A pergunta voltava sempre que ela fechava os olhos.
Naquela noite, o aeroporto estava quase tão vazio quanto seu peito. Era tarde, o último plantão antes de uma folga que ela esperava ansiosa. Quando bateu o ponto, colocou o fone de ouvido e deixou a voz suave da MPB preencher seus pensamentos.
O vento frio varria a calçada do ponto de ônibus. Ela ajeitou o cachecol no pescoço, distraída, quando passou por um homem recostado numa mureta, tragando um cigarro. O casaco preto parecia caro, diferente dos que via por ali. O cheiro do fumo misturado ao perfume dele bateu em sua memória antes mesmo da voz.
— Não sentiu minha falta?
O coração dela quase pulou para fora. O frio virou calor instantâneo. Virou-se devagar. Ele estava ali. Vitor. A mesma postura calma, os olhos castanhos profundos, o rosto sério e bonito iluminado pelos postes.
— Vitor… — sussurrou, sentindo o peito apertar.
Ele sorriu de canto. Deixou o cigarro no chão, pisou em cima e foi até ela. O abraço veio sem hesitação — e durou longos segundos, quentes, como se o tempo todo ele tivesse pertencido àquele espaço entre os braços dela.

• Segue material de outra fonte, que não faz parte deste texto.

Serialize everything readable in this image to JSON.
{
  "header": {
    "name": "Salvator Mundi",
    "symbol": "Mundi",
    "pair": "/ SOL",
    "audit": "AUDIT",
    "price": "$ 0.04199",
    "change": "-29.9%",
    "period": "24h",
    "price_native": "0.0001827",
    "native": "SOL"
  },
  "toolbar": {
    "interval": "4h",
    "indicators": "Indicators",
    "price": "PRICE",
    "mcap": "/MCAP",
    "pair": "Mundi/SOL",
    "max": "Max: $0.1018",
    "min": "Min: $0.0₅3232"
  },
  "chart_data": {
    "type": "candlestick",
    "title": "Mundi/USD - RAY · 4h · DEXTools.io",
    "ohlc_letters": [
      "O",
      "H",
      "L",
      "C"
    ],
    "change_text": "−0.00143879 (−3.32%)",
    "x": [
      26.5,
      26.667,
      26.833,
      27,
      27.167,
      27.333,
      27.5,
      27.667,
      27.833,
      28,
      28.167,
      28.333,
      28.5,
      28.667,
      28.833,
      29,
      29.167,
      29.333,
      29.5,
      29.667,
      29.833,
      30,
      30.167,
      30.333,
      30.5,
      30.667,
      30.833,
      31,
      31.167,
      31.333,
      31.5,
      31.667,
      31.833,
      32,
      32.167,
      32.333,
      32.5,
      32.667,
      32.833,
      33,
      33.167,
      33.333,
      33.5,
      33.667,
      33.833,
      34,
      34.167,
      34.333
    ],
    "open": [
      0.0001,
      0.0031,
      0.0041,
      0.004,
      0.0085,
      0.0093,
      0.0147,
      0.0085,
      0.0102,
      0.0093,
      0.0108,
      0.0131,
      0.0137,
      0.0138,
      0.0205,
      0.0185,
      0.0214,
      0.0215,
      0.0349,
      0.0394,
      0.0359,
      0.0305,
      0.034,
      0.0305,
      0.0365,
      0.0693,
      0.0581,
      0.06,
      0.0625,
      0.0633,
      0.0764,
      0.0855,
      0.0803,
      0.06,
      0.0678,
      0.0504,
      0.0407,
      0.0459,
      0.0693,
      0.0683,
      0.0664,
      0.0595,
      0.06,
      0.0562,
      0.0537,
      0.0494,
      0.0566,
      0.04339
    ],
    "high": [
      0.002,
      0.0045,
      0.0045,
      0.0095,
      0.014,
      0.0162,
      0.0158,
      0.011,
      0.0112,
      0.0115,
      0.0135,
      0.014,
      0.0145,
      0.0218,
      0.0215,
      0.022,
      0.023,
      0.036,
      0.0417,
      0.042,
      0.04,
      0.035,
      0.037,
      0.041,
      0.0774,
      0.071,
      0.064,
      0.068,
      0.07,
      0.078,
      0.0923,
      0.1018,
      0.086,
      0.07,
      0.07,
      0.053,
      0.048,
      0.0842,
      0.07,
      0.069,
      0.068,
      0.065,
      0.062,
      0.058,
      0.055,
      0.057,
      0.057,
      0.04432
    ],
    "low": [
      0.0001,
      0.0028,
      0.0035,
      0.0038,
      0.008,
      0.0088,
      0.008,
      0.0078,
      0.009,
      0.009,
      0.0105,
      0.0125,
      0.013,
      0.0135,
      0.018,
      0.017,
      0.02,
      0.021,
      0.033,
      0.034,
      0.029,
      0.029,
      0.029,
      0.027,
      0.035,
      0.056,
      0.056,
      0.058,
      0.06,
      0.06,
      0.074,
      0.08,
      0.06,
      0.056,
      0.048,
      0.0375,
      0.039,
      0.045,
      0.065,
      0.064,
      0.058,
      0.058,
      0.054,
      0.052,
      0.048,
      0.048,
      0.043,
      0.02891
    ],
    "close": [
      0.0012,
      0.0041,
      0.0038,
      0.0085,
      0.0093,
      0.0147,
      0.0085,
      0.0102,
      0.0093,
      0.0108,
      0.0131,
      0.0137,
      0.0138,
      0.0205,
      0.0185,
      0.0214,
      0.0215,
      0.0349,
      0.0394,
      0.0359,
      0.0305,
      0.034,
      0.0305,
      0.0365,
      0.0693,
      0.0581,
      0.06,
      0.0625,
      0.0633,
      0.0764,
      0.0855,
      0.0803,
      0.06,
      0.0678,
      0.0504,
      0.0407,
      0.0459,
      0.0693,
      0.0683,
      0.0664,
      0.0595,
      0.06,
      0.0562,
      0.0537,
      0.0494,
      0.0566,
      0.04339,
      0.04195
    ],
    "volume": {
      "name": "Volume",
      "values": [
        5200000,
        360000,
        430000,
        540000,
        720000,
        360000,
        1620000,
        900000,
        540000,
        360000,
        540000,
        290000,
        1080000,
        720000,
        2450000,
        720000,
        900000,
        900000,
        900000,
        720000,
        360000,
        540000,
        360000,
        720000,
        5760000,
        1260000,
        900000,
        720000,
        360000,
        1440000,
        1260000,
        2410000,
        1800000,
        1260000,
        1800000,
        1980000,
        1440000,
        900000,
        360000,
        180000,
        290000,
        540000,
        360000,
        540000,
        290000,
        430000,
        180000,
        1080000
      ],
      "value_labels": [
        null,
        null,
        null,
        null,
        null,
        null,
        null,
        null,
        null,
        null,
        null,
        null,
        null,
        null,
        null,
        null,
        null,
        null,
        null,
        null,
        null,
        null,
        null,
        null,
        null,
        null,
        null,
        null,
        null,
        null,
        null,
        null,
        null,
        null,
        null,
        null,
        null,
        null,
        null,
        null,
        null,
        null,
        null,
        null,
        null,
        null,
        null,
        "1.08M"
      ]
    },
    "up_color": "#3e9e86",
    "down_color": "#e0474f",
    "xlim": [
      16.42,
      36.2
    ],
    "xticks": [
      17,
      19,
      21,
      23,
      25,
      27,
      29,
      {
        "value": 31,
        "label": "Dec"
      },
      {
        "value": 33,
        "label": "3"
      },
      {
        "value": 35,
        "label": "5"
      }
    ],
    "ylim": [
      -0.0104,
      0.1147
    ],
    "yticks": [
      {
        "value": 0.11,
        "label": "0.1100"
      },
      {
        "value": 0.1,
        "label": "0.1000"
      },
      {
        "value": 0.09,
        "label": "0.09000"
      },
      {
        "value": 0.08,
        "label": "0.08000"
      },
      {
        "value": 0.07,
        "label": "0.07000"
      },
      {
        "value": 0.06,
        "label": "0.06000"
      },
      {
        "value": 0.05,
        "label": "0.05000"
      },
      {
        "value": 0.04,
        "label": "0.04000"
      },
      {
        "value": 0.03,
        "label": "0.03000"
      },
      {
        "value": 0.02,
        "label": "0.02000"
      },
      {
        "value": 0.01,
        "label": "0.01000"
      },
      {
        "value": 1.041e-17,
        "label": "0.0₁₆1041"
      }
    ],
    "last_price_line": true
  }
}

Quando ela se afastou, tinha lágrimas brilhando nos olhos. Num ímpeto, começou a bater de leve no peito dele, entre riso e choro.
— Seu filho da mãe… Por que você sumiu? — disse, a voz embargada.
Ele levantou uma das mãos e segurou o rosto dela com delicadeza.
— Era pra você sentir saudade — respondeu, sério, mas com um brilho divertido nos olhos.
Ela riu, fungando, e passou os braços em volta do pescoço dele.
— E conseguiu. Conseguiu, seu idiota…
Ele encostou a testa na dela.
— Eu sei. — Seus dedos roçaram o contorno da boca dela. — E eu também senti.
Sem pressa, a guiou até o Corolla preto parado logo adiante. O carro parecia silencioso, discreto. Quando ela hesitou, ele abriu a porta do passageiro e roçou os lábios nos dela.
— Hoje você vai ser minha de novo.
O frio virou calor de novo. Ela sentiu medo — não dele, mas do quanto precisava dele. E mesmo assim, entrou no carro.
O motorista arrancou sem perguntar destino. Parecia que tudo já estava combinado.
Ela ficou olhando o perfil dele no banco ao lado, tentando decifrar qualquer detalhe. Aquele silêncio cheio de coisas não ditas pesava no peito dela.
— Vitor… onde você tem estado? Onde você… mora? — perguntou, forçando a voz a sair calma.
Ele apoiou o cotovelo na porta e olhou pela janela.
— Eu não estou hospedado em lugar nenhum. Não gosto de ficar muito tempo no mesmo canto.
— Então… — ela sorriu, querendo aliviar o peso da resposta. — Você é tipo um vira-lata sem dono?
Ele virou o rosto devagar e deixou escapar um riso baixo.
— Sim. Exatamente isso. — O olhar dele pousou no dela com uma intensidade que fez seu corpo arrepiar. — Mas… se você quiser… posso sempre voltar pra sua porta.
Ela engoliu seco, desviando os olhos.
— Você sempre fala como se não fosse ficar. — O tom dela saiu mais triste do que pretendia.
Ele não respondeu. Apenas estendeu a mão e entrelaçou os dedos nos dela.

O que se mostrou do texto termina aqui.